Dalam sebuah wawancara televisi, Gus Dur bahkan menyebut bahwa Deppen dan Depsos (Departemen Sosial) adalah lumbung korupsi. Maka, kata Gus Dur, "Kalau mau habiskan tikus, lumbungnya sekalian harus dibakar."
Namun, di balik semua alasan logis dan politis tersebut, Gus Dur juga punya jawaban khas—ringan dan menggelitik, namun sangat mengena.
Dalam kunjungannya ke Gorontalo tahun 2000, Gus Dur bertemu sahabat lamanya, Haji Umar Mantali, tokoh NU setempat. Di rumah dinas Wali Kota Gorontalo, dua sahabat ini terlibat perbincangan ringan tentang situasi nasional. Salah satu yang dibahas adalah keputusan kontroversial Gus Dur membubarkan Deppen.
“Gus, apa alasan sehingga Departemen Penerangan dibubarkan?” tanya Umar penasaran.

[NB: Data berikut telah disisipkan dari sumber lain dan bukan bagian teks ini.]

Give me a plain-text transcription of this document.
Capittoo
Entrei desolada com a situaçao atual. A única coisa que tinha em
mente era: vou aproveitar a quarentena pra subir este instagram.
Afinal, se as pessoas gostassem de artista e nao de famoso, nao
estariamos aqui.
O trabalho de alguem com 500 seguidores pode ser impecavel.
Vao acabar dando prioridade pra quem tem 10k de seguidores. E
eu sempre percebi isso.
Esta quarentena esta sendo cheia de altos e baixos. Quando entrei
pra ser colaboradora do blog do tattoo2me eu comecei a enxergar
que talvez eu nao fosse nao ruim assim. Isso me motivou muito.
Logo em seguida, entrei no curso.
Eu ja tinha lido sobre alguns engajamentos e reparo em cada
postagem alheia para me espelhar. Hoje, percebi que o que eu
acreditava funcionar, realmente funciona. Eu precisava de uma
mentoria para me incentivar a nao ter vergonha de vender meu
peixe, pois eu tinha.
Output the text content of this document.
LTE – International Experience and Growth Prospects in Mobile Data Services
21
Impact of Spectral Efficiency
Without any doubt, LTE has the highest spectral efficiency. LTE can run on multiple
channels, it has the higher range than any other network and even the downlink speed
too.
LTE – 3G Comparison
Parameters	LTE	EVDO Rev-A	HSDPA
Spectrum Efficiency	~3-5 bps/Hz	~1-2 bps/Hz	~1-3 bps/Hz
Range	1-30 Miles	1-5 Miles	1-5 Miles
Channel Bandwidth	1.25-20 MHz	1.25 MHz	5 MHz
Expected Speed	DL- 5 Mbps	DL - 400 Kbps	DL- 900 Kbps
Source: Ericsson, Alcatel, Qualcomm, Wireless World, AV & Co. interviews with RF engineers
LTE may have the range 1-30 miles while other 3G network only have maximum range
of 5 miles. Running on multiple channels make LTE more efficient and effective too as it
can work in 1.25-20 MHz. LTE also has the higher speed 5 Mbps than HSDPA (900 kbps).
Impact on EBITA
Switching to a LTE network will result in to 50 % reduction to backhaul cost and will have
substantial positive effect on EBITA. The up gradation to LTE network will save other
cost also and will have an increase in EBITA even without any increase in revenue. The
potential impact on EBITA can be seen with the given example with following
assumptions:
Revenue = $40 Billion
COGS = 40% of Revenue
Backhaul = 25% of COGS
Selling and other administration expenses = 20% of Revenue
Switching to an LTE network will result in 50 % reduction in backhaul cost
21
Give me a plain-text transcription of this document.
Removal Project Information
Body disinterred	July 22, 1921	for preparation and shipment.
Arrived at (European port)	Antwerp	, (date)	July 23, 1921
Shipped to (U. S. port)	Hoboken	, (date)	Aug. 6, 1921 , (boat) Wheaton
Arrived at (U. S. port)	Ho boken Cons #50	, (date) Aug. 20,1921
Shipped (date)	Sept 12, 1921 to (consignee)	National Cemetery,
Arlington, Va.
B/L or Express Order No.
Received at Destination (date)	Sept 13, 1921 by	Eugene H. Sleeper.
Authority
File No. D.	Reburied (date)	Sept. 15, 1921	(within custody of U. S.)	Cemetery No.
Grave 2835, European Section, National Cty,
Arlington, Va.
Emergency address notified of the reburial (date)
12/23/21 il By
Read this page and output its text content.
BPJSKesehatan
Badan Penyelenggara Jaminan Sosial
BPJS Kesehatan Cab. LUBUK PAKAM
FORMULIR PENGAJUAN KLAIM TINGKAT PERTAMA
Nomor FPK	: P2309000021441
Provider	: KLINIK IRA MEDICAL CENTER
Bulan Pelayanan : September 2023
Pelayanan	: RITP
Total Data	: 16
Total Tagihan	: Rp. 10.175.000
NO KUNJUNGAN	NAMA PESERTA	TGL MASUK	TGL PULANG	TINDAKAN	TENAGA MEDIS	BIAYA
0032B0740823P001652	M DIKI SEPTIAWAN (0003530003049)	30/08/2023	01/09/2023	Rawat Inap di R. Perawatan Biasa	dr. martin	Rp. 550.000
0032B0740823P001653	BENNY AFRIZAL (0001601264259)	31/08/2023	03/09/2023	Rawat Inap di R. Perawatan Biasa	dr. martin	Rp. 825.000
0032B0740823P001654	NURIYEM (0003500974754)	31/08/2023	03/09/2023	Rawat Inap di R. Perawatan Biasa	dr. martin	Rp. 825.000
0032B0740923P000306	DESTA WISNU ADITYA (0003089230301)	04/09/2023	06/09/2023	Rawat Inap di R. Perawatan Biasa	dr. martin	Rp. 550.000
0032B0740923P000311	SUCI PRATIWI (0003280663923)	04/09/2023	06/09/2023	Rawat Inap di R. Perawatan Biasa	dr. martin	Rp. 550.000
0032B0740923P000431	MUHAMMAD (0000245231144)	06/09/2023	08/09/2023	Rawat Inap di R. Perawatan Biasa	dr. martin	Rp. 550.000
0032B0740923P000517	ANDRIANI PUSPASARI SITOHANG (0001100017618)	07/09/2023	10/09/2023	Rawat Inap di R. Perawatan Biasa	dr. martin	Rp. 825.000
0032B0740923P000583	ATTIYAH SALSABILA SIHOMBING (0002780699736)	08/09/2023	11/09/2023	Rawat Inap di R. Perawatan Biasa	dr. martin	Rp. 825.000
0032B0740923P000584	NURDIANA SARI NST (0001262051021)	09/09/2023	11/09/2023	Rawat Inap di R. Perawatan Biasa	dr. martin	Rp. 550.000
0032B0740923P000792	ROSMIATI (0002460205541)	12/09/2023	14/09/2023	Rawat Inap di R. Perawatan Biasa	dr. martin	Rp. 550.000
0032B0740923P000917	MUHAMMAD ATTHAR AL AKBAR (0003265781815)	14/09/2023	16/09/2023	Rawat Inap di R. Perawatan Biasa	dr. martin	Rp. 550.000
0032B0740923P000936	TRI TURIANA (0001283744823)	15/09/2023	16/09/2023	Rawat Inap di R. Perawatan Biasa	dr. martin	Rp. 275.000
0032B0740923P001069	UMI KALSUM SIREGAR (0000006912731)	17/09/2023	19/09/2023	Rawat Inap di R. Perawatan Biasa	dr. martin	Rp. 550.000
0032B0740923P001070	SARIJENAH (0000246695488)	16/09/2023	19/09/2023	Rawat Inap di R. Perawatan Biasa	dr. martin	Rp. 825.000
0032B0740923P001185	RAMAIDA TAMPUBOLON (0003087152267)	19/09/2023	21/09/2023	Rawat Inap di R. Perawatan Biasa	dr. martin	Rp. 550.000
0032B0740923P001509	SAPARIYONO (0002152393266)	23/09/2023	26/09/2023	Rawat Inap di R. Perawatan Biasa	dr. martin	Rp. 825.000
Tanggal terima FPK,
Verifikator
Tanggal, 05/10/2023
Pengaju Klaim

Gus Dur menjawab dengan senyum:
“Alasannya sederhana kok.”
“Sederhana gimana Gus?” tanya Umar lagi.
Dengan tawa khasnya, Gus Dur menjawab:
“Mar, negeri ini sudah punya radio dan televisi. Jadi tak perlu lagi yang namanya Departemen Penerangan. Semuanya sudah terang benderang!”
Umar pun ikut tertawa. Sebab di situlah letak kejeniusan Gus Dur: humor yang menyentil dan mencerahkan.